White snakeroot is a herbaceous perennial that normally grows to 3 ft. but can grow as tall as 5 ft. It has short branches with a smooth stem and leaves that are pointed ovals with sharply serrated edges. The leaves are arranged oppositely on the stem and branches. The roots are fibrous with rhizomes and very shallow. Reproduction takes place through either seeds or the rhizomes. The flowers are arranged as a flat topped or domed cluster of small white flowers, with each flower producing a single seed. Flowering takes place during the late summer.
White snakeroot is generally not aggressive enough to be considered a serious weed problem, but if left unchecked for extended periods can become more than just a nuisance. White snakeroot can become a problem if livestock consumes it. White snakeroot has been found to be toxic to all mammals that it has been tested on. All parts of the plant are considered toxic. Livestock may die from eating large amounts of the plant at one time or consuming smaller amounts over a longer period of time. Symptoms of poisoning include muscle tremors and weakness, constipation, and possible death. Nursing livestock that consume white snakeroot will transfer the toxin to their offspring, again resulting in the possible loss of the offspring.
The transfer of the toxin through milk can be an issue for people who consume milk from livestock that have grazed on white snakeroot. This is known as milk sickness. In the early 1800’s, milk sickness resulted in the death of thousands of people, most notably, Abraham Lincoln’s mother in 1818. Prior to the discovery of the plant’s toxic effects, milk sickness was thought to be a late summer/early fall infectious disease and also known as milk fever.

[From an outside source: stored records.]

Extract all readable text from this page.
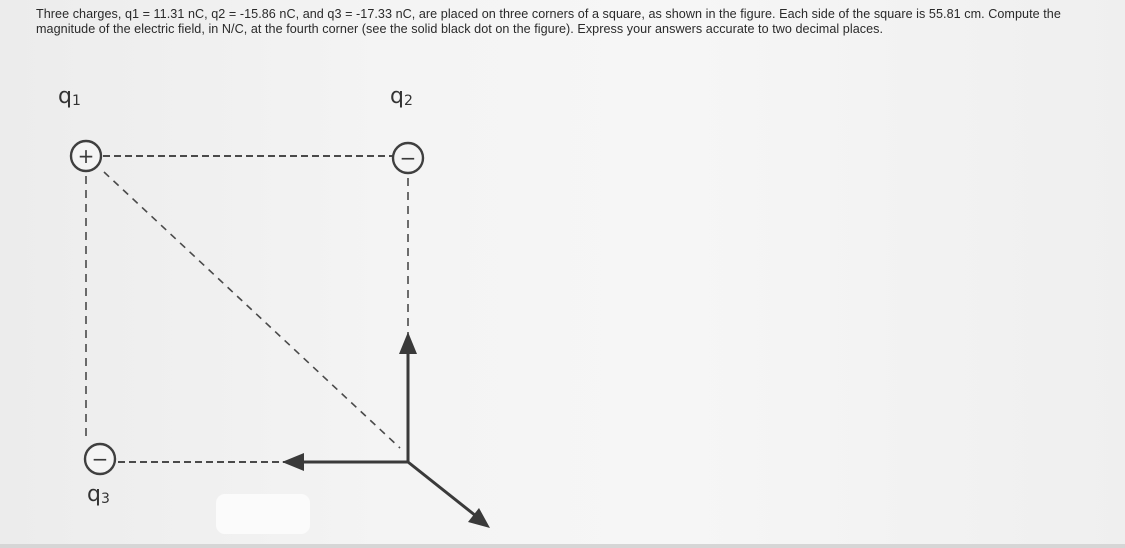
Three charges, q1 = 11.31 nC, q2 = -15.86 nC, and q3 = -17.33 nC, are placed on three corners of a square, as shown in the figure. Each side of the square is 55.81 cm. Compute the
magnitude of the electric field, in N/C, at the fourth corner (see the solid black dot on the figure). Express your answers accurate to two decimal places.
$q_1$	$q_2$
$q_3$
+	−
−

Control of white snakeroot may not be easy. The use of herbicides, both broad-spectrum, such as 2,4-D, and selective herbicides, such as glyphosate are toxic to other neighboring plant species so care must be taken when applications are made. Mechanical control, which includes hand pulling, is most successful when the plants are as young as possible prior to establishing their fibrous roots systems that include rhizomes. Once the rhizomes have developed, control becomes much more difficult. Rhizomes that detach from the roots when the plants are pulled can develop into new plants. Cutting the plants back prior to or during flowering but before seed development takes place will hamper seed development and reduce the amount of seed in the soils seed bank.